Voice assistants need context tone
As voice assistants gather more applications and abilities we have to ask what is next for these platforms, how do they become our truly personal assistants, being used throughout our daily lives. Google has voice identification to protect it verbalising personal information to unauthorised people.
Amazon’s Alexa extended their speech synthesising language giving developers the ability to increase voice speed, whisper, add emphases to a word or sentence.
All these features move towards our assistants becoming more human in their interactions, Alexa recently added an interesting new and slightly hidden feature called Brief Mode, this feature enables Alexa to be less chatty in responding. Dimming the lights, Alexa will no longer reply “ok” but respond with a chime sound, this new feature is a sign Amazon is starting to see user comfort with commands and the platform. As the platform learns, will it start to understand that I like the more verbose answers when it comes to weather but just give me the number of minutes left for my timers.

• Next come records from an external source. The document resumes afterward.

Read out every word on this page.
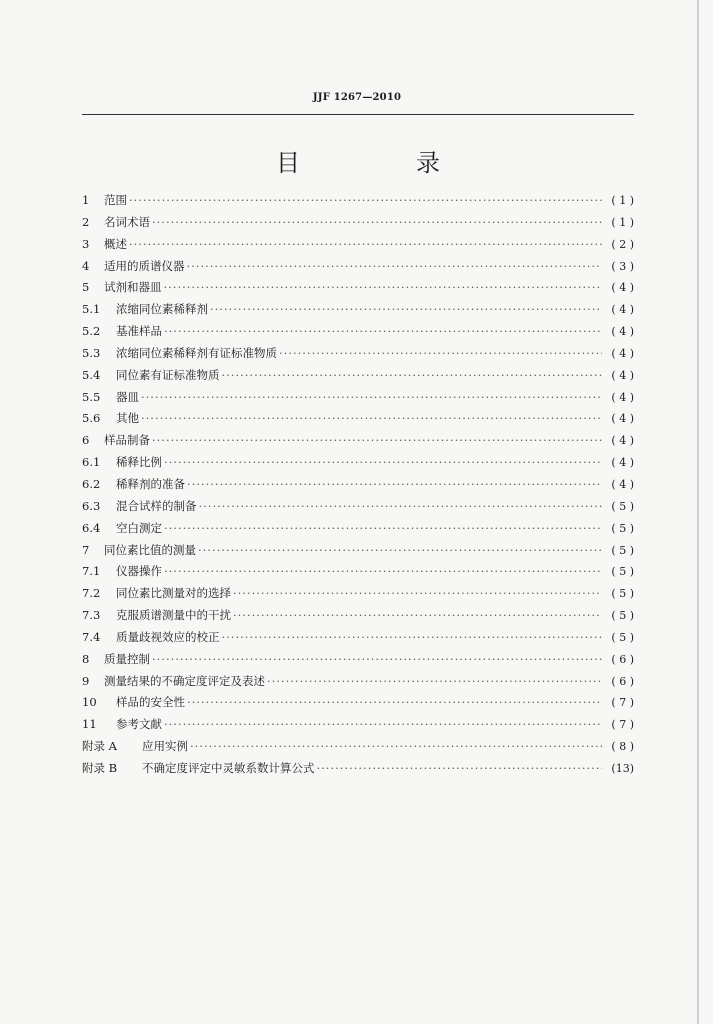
JJF 1267—2010
目　录
1	范围 ·····	( 1 )
2	名词术语 ·····	( 1 )
3	概述 ·····	( 2 )
4	适用的质谱仪器 ·····	( 3 )
5	试剂和器皿 ·····	( 4 )
5.1	浓缩同位素稀释剂 ·····	( 4 )
5.2	基准样品 ·····	( 4 )
5.3	浓缩同位素稀释剂有证标准物质 ·····	( 4 )
5.4	同位素有证标准物质 ·····	( 4 )
5.5	器皿 ·····	( 4 )
5.6	其他 ·····	( 4 )
6	样品制备 ·····	( 4 )
6.1	稀释比例 ·····	( 4 )
6.2	稀释剂的准备 ·····	( 4 )
6.3	混合试样的制备 ·····	( 5 )
6.4	空白测定 ·····	( 5 )
7	同位素比值的测量 ·····	( 5 )
7.1	仪器操作 ·····	( 5 )
7.2	同位素比测量对的选择 ·····	( 5 )
7.3	克服质谱测量中的干扰 ·····	( 5 )
7.4	质量歧视效应的校正 ·····	( 5 )
8	质量控制 ·····	( 6 )
9	测量结果的不确定度评定及表述 ·····	( 6 )
10	样品的安全性 ·····	( 7 )
11	参考文献 ·····	( 7 )
附录 A	应用实例 ·····	( 8 )
附录 B	不确定度评定中灵敏系数计算公式 ·····	(13)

As we become more comfortable with commands and features such as brief mode, our attention commitment reduces and the less words we say and the less Alexa hears and can infer. This raises the important the context of those words and why context tone (made up name) is the next important thing in voice.
What is context tone?
When you communicate with other people, you do so with different tones, to express urgency, importance and emotion.
Currently, if we ask our voice devices to play a song or ask for disaster information, we would get responses such as:
“Playing XX song from Spotify.”
“There are extremely high winds today, you may die, be careful driving.”
These two responses have dramatically different outcomes and follow up actions, and this is where context tone will come into play giving the user the sense of important of the information being delivered.